In the recounting of these events, one disparity should become obvious: the charges brought upon the accused parties are widely unequal. The noose incident should have been dealt with immediately and firmly, rather than allowed to escalate into a larger issue of contention. Black students made appeals to the mostly white school board, but the board, like Walters, continued to treat it as an ill-advised prank which had already been dealt with, even while Jena’s black community became increasingly incensed over its indifference. They saw the noose as a symbolic threat of lynching, an attempt to remind them of the violent past they overcame during the civil rights movement decades ago and a suggestion that perhaps they hadn’t escaped the threat at all. Of the two fights instigated by the white students, only one was charged with battery, which carried a sentence of probation. Most damaging is the shotgun incident, an obvious case of self-defense, perverted into unfair charges against Bailey.
Walters, in a recent press conference, still insists that the noose incident and the fights were not related and that the Jena Six cases have nothing to do with race. This distinction between the two interconnected events has made it possible for him to let the white boys off with minor suspensions, while the Jena Six are threatened with grossly excessive jail time. Meanwhile, Jesse Jackson, Al Sharpton and other civil rights leaders organized 20,000 people, many from across the country, to descend on the small town in protest. When all of the charges were reduced to battery and conspiracy, the same as Bell’s, many people following the case thought the rally would be canceled. The day after the rally, however, lends credence to the movement’s hesitance to declare victory. On Sept. 22, the judge denied Bell’s bail request, while his overturned convictions are being reviewed in a juvenile appeals court. Bell is the only one of the six who has not been able to make bail and has been in jail for nine months.

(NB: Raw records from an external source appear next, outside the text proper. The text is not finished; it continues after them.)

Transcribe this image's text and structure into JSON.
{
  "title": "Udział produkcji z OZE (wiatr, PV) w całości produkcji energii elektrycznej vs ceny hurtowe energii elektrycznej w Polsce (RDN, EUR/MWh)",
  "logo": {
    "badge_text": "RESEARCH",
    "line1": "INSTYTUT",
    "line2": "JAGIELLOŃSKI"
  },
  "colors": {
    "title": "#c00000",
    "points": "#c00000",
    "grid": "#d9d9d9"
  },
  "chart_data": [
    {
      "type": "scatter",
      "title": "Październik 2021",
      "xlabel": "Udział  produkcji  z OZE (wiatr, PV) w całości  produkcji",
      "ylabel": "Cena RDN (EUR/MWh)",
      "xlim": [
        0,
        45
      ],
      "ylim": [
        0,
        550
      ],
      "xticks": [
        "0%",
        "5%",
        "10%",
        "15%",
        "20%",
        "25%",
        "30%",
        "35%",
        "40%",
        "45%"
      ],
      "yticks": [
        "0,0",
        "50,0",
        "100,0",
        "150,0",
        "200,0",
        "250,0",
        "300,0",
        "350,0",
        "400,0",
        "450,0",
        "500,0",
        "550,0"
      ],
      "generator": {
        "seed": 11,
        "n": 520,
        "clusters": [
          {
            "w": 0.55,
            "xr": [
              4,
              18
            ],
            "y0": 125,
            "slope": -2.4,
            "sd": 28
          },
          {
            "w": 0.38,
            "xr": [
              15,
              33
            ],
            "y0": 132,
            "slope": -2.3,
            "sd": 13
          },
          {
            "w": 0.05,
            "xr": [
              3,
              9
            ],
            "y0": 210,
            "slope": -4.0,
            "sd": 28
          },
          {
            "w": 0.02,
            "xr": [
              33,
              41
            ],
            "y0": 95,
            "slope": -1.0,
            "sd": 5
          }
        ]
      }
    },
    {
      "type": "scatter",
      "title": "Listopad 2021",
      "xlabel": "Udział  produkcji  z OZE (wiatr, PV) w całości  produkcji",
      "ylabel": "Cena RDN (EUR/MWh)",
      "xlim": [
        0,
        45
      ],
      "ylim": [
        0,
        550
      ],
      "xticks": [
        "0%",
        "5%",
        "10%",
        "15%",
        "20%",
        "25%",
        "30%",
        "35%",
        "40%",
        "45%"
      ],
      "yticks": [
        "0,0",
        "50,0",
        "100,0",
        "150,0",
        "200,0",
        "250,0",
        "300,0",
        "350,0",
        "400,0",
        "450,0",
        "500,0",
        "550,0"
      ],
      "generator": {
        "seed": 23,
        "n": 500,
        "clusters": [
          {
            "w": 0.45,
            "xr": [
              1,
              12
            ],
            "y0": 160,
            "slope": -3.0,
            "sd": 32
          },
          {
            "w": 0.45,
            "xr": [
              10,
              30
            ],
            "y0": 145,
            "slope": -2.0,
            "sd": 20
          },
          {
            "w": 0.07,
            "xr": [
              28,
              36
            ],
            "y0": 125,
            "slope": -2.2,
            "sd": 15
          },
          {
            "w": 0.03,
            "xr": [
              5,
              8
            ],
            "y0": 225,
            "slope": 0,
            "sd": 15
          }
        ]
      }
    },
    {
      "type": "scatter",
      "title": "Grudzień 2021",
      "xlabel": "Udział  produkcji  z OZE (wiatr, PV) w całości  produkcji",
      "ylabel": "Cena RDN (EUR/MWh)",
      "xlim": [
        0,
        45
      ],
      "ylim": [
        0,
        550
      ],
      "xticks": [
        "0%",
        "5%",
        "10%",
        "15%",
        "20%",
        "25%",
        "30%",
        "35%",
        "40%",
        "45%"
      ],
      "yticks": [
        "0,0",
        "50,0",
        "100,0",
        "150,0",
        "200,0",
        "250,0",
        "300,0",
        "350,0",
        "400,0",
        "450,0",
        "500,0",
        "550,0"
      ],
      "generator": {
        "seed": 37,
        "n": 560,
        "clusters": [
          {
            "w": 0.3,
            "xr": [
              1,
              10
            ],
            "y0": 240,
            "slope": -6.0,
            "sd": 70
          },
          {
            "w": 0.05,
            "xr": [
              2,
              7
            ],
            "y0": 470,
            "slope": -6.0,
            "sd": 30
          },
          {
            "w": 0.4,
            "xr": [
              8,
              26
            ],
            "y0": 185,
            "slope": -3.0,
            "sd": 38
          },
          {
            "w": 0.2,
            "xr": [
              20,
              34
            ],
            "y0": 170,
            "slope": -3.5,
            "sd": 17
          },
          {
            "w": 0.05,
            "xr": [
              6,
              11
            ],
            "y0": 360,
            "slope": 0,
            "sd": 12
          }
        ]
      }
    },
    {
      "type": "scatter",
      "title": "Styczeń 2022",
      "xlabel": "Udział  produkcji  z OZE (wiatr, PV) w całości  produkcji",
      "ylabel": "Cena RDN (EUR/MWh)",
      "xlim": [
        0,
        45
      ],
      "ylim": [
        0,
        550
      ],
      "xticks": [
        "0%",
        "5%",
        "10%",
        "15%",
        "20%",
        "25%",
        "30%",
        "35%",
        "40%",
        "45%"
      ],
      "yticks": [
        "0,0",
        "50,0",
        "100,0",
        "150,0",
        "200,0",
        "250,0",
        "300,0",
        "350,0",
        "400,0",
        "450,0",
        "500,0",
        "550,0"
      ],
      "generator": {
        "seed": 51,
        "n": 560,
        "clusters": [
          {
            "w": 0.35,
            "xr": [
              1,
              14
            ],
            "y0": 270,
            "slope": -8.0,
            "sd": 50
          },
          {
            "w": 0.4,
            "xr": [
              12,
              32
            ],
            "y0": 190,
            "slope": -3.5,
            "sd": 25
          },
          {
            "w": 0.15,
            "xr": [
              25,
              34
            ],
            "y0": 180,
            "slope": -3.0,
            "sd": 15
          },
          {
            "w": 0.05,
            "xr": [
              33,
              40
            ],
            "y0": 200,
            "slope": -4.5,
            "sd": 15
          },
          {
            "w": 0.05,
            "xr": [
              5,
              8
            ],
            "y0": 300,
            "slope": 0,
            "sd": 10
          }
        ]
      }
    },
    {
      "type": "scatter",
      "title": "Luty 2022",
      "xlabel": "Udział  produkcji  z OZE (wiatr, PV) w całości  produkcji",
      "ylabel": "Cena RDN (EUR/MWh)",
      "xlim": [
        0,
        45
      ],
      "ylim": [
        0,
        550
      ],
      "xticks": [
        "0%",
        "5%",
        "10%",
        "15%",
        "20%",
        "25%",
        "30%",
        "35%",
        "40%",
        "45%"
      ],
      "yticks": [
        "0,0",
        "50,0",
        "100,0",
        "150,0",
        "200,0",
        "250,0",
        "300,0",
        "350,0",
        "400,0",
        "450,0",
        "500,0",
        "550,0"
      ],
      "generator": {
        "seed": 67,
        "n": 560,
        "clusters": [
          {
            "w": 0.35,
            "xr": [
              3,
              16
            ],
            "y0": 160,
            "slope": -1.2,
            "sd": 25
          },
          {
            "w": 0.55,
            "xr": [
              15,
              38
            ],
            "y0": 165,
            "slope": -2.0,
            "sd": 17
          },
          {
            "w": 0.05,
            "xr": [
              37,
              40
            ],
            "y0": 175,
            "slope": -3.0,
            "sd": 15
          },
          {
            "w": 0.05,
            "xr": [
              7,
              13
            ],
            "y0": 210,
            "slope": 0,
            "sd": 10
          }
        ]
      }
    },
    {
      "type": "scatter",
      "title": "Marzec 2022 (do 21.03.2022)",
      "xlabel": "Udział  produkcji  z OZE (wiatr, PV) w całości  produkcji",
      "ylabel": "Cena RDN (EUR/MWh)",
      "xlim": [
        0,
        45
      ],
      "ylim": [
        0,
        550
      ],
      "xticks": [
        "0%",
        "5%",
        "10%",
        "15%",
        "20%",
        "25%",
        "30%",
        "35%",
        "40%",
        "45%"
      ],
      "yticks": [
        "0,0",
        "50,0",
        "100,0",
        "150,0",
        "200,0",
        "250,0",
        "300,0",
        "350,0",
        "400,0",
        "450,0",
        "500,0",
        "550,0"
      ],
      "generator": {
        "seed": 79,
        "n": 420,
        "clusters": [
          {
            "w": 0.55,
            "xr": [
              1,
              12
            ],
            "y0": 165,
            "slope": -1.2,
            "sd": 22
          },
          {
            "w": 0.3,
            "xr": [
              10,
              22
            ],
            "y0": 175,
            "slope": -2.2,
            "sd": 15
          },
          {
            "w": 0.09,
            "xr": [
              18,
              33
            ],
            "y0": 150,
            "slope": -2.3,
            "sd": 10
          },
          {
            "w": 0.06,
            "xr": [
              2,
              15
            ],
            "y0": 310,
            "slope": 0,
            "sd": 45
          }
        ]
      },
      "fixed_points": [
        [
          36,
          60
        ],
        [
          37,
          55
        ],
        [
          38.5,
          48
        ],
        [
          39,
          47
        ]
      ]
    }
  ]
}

The story of the Jena Six continues to gain nationwide attention, and the international news media has begun to decry the racially motivated injustice that so many in America are unable or unwilling to recognize. From the United Kingdom’s The Guardian: ‘Jena is America,’ says Alan Bean, the executive director of Friends of Justice, who has been working with the Jena Six. ‘The new Jim Crow is the criminal justice system and its impact on poor people in general and people of colour in particular. We don’t always get the exotic trimmings like the nooses.’
Megan Brescini is a fourth-year literary journalism major.